Include leaders of the church who are interested in developing preventive exercise programs.

Seek the help of community leaders.

Select participants who are natural leaders.

Include family members.

Provide heart rate monitors.

Stress the importance of exercise and its benefits in reducing stress, escalating energy levels, and preventing heart disease, not just weight loss.

Provide education on ethnic food preferences.

Arrange for education days during the walking program.

Develop incentive points for group participants.

Take a genuine interest in the personal goals of program participants throughout the entire session.

O'Hara points out details of the program and offers specific tools for fitness professionals who are interested in reaching this or any ethnic at-risk group. His group recruited 14 women from an urban church in the Midwest.

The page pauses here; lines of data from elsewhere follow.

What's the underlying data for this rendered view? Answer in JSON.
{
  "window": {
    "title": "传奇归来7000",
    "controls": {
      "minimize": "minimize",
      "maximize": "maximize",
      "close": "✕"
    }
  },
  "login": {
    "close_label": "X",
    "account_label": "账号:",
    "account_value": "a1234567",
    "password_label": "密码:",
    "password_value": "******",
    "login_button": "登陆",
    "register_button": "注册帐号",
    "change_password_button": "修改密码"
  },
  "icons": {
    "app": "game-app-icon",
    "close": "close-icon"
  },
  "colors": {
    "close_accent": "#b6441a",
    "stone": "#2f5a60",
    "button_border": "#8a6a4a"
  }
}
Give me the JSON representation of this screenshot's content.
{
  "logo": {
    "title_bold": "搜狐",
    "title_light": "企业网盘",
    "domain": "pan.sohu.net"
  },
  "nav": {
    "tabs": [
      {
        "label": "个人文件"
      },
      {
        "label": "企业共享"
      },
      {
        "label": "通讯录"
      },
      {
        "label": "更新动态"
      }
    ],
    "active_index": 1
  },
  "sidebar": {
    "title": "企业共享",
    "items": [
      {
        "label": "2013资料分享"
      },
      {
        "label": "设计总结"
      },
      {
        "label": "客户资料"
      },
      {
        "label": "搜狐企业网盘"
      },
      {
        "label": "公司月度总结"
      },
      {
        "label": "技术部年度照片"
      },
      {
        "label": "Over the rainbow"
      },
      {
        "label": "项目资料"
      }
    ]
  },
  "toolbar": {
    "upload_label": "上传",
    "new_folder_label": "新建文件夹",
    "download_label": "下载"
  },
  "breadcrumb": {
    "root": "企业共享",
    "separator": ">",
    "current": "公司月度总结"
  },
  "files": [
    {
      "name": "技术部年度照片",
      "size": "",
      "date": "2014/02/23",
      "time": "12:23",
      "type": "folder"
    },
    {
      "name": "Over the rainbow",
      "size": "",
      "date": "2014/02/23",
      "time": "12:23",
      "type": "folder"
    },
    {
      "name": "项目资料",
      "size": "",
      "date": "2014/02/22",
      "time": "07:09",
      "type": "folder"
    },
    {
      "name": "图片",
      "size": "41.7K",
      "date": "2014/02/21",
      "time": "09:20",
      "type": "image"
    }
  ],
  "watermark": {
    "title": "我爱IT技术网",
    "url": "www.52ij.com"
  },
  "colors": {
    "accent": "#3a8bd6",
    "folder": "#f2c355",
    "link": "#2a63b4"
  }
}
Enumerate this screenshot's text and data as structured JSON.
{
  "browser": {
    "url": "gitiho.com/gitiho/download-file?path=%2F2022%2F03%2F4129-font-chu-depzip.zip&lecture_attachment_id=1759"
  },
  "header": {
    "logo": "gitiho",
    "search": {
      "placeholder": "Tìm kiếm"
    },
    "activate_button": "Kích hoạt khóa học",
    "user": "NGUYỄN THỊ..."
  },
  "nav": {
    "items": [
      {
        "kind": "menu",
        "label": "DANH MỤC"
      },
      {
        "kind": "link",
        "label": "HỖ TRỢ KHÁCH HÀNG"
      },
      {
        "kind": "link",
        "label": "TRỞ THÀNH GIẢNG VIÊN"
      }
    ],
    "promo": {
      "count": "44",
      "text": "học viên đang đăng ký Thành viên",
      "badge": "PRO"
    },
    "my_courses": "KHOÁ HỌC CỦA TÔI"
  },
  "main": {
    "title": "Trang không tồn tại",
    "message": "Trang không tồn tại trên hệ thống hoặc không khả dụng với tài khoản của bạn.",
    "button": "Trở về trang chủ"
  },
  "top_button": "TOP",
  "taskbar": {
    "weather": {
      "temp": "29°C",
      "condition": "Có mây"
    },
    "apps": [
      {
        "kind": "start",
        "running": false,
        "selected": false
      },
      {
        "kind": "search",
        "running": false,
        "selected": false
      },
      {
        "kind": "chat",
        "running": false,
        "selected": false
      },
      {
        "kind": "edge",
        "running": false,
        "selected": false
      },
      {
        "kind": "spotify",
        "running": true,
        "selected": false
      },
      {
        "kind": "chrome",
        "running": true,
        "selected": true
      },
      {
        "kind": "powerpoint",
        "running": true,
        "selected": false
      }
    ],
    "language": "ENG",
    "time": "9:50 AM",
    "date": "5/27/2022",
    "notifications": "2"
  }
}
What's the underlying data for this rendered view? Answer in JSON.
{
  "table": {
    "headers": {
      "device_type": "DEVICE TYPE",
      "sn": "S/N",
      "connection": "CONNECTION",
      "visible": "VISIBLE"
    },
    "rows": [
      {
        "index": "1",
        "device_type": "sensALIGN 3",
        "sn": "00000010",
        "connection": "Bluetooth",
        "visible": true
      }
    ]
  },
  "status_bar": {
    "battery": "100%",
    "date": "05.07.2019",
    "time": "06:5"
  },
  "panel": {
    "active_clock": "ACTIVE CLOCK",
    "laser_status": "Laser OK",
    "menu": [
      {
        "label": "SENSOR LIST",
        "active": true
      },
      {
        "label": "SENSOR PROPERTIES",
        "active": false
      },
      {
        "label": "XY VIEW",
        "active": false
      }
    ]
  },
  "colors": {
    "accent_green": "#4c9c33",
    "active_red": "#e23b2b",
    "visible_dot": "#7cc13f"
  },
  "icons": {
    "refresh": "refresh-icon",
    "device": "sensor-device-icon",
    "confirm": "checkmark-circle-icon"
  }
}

The women ranged in age from 29 - 55 years. Instruction in monitoring exercise intensity preceded activity, as did testing for resting systolic and diastolic blood pressure and for healthy lifestyle behaviors. Starting with ten minutes of static stretching and 30 - 60 minutes of walking three days a week at 40 - 60% of each individual's maximum heart rate, the group gradually increased both intensity and time. Each participant learned to monitor her own heart rate, which provided increased personal involvement. By the fourth week of the program, the participants had increased their intensity to 60 - 75% of individual maximum heart rate. More importantly, they significantly decreased their resting diastolic and systolic blood pressure, significant for a group at high risk for obesity and hypertension. Finally, members of the group made a 4.8 average point increase in the Health Responsibility Score section of the Health-Promoting Lifestyle survey designed to measure healthy lifestyle behaviors. The authors found this especially encouraging, indicating that this meant increased awareness of healthy lifestyles, thus laying the groundwork for lifelong participation in a physical exercise program.